Monitor Audio’s specialty is metal-dome drivers, it claims to be the world’s foremost expert in developing this transducer type. It also has refined the use of ceramic-coated aluminium/magnesium bass drivers that are highly resistant to flexing. The company is been around for over four decades and knows what it’s doing when it comes to building great speakers, so check out this video from the show.
The Platinum Series PL300 II is one of three tower speakers in the lineup, falling between the PL200 II and PL500 II. It’s a three way design that contains four drivers and weighs 120 pounds per speaker.
Dual 8″ long-throw woofers handle the bass. A 4″ midrange and a 1″ AMT (folded-ribbon) tweeter take care of mids and highs. This system offers a frequency response of 28 Hz to 100 kHz (-6 dB) and offers a maximum RMS power handling of 300 watts. It’s a 4 ohm design with 90 dB sensitivity.
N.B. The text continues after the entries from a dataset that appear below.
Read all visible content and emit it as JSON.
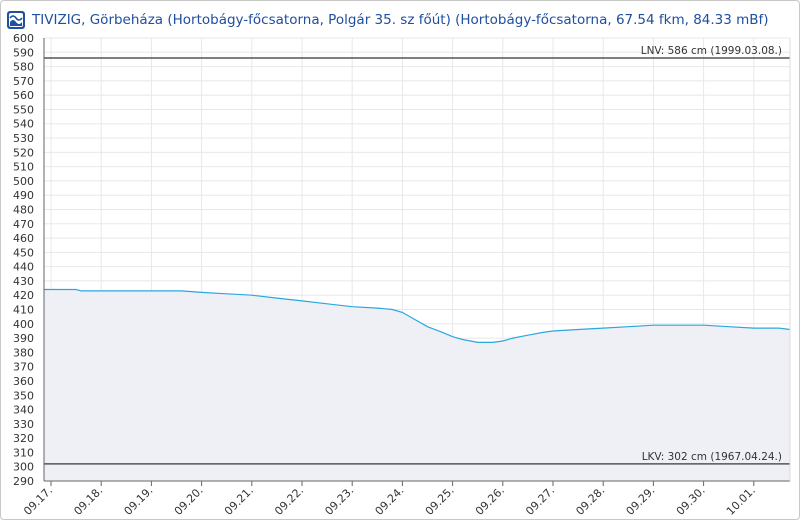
{
  "header": {
    "title": "TIVIZIG, Görbeháza (Hortobágy-főcsatorna, Polgár 35. sz főút) (Hortobágy-főcsatorna, 67.54 fkm, 84.33 mBf)",
    "logo_icon": "tivizig-logo-icon"
  },
  "colors": {
    "series_line": "#2ba7e0",
    "series_fill": "#eef0f6",
    "reference_line": "#555555",
    "grid": "#e8e8e8",
    "title": "#1f4fa0"
  },
  "chart_data": {
    "type": "area",
    "title": "",
    "xlabel": "",
    "ylabel": "",
    "ylim": [
      290,
      600
    ],
    "ytick_step": 10,
    "grid": true,
    "x_categories": [
      "09.17.",
      "09.18.",
      "09.19.",
      "09.20.",
      "09.21.",
      "09.22.",
      "09.23.",
      "09.24.",
      "09.25.",
      "09.26.",
      "09.27.",
      "09.28.",
      "09.29.",
      "09.30.",
      "10.01."
    ],
    "series": [
      {
        "x": [
          0,
          0.5,
          0.6,
          1.0,
          1.5,
          2.0,
          2.6,
          3.0,
          3.5,
          4.0,
          4.5,
          5.0,
          5.5,
          6.0,
          6.5,
          6.8,
          7.0,
          7.2,
          7.5,
          7.8,
          8.0,
          8.2,
          8.5,
          8.8,
          9.0,
          9.2,
          9.5,
          9.8,
          10.0,
          10.5,
          11.0,
          11.5,
          12.0,
          12.5,
          13.0,
          13.5,
          14.0,
          14.5,
          14.9
        ],
        "y": [
          424,
          424,
          423,
          423,
          423,
          423,
          423,
          422,
          421,
          420,
          418,
          416,
          414,
          412,
          411,
          410,
          408,
          404,
          398,
          394,
          391,
          389,
          387,
          387,
          388,
          390,
          392,
          394,
          395,
          396,
          397,
          398,
          399,
          399,
          399,
          398,
          397,
          397,
          396
        ]
      }
    ],
    "reference_lines": [
      {
        "label": "LNV: 586 cm (1999.03.08.)",
        "value": 586
      },
      {
        "label": "LKV: 302 cm (1967.04.24.)",
        "value": 302
      }
    ]
  }
}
Monitor audio says you can expect 117.8 dBA of output from a pair, although the conditions for that measurement are not mentioned. Crossover points are set to 500 Hz and 3.4 kHz. These are good specs, but they only tell part of the story, a good listening session tells the rest. Here are my notes from the show:
“Fields of Gold” by Eva Cassidy on Songbird is a sweet, delicate track. Speakers sound euphonic, casting an impeccable soundstage that does not merely render the speakers invisible, it effectively eliminates the system as a distraction. No bass in this cut to speak of, but shows off midrange and treble prowess of the towers.
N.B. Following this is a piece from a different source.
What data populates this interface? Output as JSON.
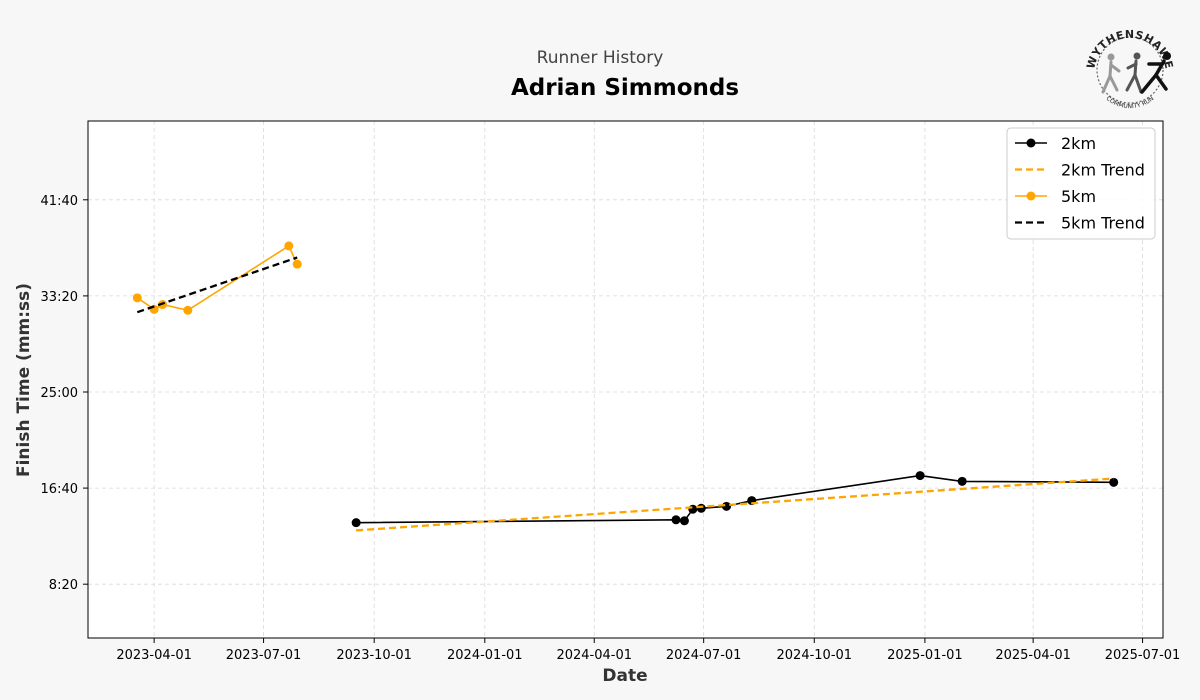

“Uptown Funk” by Brice Maxwell on Magic X had a funky vibe. With brash horns and driving bass, it’s a tricky mix. These towers make a recording that can sound congested on lesser systems feel open.
Now we’ve got proof of bass prowess. “Flight of the Cosmic Hippo” by Bela Fleck and the Flecktones, on Greatest Hits of the 20th Century. Even though they cost five figures, these speakers sound like they could be worth the asking price. The bass licks are super-deep, clean, and utterly guttural in terms of physical impact. At shows, normal rules of what represents value go out the window when you hear a great performance like this.
Lorde’s “Glory and Gore” from Pure Heroine are for folks who love speakers that truly, genuinely don’t need subs. Long story short, these speakers are real winners.
Wrapping things up, “Panic Station” by Muse from The 2nd Law rocked out. Crunchy guitar and a driving kick drum did the heavy lifting for the song. Monitor Audio Platinum Series PL300 II speakers delivered sonic goodness featuring seamless imaging, tons of detail, great bass, and notably exciting dynamics. Not merely competent speakers, these are a fun but also gratifying listen.